Is this a good measure for a recommendation engine?
Yeah, this loss measures the exact use case — whether the top recommendation got picked.
But notice a the weakness of this metric. This metric is quantized, which means even if the model gets better at its job, the accuracy might not move at all. Let’s say our model improved in ranking article recommendations on medium, but the chances of being exactly right and guessing the one article the user ended up clicking out of millions of candidate is very close to 0. In that case, accuracy as a metric wouldn’t move at all even as we improved our model and made better recommendations. Which brings us to the next loss definition.
AUC
It boggles my mind why people define AUC in a way that’s actively hostile for any human to understand. But just for completeness we’ll start with the dry definition. AUC is defined as Area Under the Curve, which is the integral of the curve that you plot out on a true-positive-rate vs false-positive-rate curve. Here’s a typical visualization
If you ever want a confuse someone, go for the classic AUC definition.
I believe the above definition is useless, because it gives you no understanding of what AUC of 0.9 means. So let’s try another definition, which is mathematically equivalent but I find much more relatable:
In binary classification, AUC of 0.9 means that given a negative sample and a positive sample, 90% of the times your classifier would predict a higher score for the positive sample than it would for the negative sample.
Intuition: Measure of how good you are ordering positive classes above negative classes Making sense of the number: AUC is the likelihood that your classifier will give a higher prediction to a random positive sample above a random negative sample. 0.5 is as bad as it gets! Definition: here
Is this a good measure for a recommendation engine?
Yeah, but let’s think what this is missing. We said at the outset that we only show the top article to the user. So really, this doesn’t capture the way our model is going to get used in this context. On the other hand, unlike top-1 accuracy, this metric is sensitive to minor improvements in the model, and isn’t plagued by the same pathology as accuracy metrics.
And many more For the specific case of recommendation problems, there’s a vast list of metrics that are specifically designed for that case: NDCG, GMAP, MRR and the list goes on. But the purpose of this article isn’t to go deep into the specifics of recommendation engine metrics, but rather to discuss the most common metrics that are useful across the board — and hopefully give a bit of intuition in how to approach the problem of what we measure.
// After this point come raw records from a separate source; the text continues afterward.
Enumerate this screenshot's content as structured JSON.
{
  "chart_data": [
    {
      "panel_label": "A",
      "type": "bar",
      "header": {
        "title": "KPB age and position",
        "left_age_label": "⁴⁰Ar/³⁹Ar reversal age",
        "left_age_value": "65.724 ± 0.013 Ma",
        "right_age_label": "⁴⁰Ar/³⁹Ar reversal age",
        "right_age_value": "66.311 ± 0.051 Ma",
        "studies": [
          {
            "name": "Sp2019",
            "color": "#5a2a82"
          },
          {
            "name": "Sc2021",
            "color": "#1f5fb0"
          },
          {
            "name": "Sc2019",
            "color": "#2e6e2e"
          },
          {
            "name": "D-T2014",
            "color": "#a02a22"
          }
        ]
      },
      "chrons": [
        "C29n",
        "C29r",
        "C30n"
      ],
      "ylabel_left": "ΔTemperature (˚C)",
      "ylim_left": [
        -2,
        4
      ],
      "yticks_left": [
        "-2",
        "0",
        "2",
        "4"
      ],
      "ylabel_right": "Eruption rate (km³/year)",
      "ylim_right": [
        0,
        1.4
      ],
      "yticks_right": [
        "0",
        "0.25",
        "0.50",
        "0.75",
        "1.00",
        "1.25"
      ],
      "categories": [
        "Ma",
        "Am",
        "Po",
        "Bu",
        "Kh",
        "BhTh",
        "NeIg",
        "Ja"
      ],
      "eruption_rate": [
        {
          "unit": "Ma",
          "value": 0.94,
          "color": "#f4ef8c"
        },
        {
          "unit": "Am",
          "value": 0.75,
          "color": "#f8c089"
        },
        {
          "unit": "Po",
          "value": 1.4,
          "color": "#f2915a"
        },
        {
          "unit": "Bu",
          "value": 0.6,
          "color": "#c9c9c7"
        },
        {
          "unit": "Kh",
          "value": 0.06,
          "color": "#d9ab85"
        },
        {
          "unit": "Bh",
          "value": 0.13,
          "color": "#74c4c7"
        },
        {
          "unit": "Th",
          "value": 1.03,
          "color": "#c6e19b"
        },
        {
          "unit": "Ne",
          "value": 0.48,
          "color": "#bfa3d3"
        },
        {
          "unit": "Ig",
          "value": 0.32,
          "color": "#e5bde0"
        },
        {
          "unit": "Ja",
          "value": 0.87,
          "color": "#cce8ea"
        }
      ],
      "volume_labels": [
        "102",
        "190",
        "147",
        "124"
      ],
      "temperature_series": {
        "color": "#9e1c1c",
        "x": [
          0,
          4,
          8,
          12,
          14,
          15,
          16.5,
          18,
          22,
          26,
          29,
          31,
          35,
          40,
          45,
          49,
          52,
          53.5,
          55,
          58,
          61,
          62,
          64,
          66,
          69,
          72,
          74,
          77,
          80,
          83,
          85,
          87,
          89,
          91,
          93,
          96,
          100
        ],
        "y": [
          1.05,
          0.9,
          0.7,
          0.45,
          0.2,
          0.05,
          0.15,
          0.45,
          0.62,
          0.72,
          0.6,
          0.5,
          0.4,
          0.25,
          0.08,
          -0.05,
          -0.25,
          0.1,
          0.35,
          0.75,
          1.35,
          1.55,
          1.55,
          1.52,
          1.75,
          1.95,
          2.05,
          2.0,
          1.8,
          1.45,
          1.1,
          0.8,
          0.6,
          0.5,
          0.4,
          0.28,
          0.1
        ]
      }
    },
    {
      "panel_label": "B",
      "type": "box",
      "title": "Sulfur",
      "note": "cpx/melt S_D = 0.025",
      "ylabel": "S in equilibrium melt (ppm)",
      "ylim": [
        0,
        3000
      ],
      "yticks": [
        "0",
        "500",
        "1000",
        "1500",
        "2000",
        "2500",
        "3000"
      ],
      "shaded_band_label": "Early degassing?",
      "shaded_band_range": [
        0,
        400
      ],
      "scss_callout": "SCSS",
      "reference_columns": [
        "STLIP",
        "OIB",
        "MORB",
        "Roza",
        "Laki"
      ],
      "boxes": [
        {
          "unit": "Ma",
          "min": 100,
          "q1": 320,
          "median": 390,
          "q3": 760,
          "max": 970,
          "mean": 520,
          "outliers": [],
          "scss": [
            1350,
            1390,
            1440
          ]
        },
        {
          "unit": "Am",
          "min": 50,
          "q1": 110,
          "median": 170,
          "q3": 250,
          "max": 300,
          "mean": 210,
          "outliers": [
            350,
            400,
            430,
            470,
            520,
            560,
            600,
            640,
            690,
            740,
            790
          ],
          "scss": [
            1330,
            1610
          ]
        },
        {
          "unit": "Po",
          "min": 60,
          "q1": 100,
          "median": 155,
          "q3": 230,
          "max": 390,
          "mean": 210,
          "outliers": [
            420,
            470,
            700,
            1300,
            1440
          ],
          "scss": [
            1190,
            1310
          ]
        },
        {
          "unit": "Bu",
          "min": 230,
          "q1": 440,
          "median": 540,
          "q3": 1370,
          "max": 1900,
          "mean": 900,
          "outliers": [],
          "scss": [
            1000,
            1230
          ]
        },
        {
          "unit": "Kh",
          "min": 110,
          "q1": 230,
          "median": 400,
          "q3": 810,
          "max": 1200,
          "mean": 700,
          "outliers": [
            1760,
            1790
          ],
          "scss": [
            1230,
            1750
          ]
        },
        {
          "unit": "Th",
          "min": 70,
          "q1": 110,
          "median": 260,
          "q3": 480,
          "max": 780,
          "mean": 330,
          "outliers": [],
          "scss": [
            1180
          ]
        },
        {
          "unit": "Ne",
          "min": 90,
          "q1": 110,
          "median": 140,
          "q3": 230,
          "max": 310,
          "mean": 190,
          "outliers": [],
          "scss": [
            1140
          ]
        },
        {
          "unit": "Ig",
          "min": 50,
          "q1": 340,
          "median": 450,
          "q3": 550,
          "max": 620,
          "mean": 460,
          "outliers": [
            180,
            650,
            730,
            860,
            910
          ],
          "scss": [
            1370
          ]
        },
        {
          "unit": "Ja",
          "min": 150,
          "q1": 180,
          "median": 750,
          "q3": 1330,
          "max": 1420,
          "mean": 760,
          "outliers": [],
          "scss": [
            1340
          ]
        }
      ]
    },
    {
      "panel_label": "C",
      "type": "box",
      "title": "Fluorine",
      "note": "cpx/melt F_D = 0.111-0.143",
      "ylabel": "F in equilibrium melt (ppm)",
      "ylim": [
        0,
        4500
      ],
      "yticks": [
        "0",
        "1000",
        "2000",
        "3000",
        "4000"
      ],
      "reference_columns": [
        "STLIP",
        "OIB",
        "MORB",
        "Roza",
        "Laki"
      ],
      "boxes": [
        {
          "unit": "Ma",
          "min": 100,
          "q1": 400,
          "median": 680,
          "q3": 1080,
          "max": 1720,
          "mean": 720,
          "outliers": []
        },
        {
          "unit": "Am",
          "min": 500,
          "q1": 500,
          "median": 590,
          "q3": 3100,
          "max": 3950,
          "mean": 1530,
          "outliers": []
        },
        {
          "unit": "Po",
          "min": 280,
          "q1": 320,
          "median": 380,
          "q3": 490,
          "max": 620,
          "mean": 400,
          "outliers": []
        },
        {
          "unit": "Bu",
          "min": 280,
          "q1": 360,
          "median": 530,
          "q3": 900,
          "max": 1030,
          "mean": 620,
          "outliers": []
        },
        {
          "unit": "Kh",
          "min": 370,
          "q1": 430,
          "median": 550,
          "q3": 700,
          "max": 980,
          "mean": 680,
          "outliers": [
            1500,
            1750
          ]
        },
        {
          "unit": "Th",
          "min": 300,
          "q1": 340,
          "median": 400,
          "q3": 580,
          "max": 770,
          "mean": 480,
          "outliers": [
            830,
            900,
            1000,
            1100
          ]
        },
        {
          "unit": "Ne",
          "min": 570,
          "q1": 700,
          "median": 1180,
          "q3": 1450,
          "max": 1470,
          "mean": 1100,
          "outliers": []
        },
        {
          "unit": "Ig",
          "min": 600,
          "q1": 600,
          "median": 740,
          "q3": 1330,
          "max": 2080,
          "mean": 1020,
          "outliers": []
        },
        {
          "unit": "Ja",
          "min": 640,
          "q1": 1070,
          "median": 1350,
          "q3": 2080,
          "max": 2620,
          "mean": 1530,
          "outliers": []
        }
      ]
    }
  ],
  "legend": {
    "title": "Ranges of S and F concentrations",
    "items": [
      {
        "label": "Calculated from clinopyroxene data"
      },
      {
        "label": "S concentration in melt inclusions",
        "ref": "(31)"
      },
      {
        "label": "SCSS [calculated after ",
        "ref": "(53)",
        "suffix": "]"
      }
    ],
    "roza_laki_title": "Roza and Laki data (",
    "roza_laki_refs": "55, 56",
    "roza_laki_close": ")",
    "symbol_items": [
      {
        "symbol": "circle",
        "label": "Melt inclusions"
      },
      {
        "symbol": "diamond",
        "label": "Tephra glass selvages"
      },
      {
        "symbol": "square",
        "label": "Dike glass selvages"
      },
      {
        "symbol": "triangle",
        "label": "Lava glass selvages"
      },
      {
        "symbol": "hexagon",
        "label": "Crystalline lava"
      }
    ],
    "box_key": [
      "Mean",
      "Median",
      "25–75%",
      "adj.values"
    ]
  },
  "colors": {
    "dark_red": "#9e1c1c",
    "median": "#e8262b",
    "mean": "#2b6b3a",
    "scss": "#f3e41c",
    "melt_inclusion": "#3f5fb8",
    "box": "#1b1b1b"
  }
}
And lastly, a personal observation about measuring progress and outcomes:
As scientists we hate to move the goalposts. It’s much cleaner to have a single test set, with a single metric, and progressively get better at it. That rarely happens.
Reality is more interesting than that. Expect to change your test set, redefine your validation metric, exclude outliers and add new observations to your test set. Expect to move your goal posts until they actually reflect what you want to accomplish.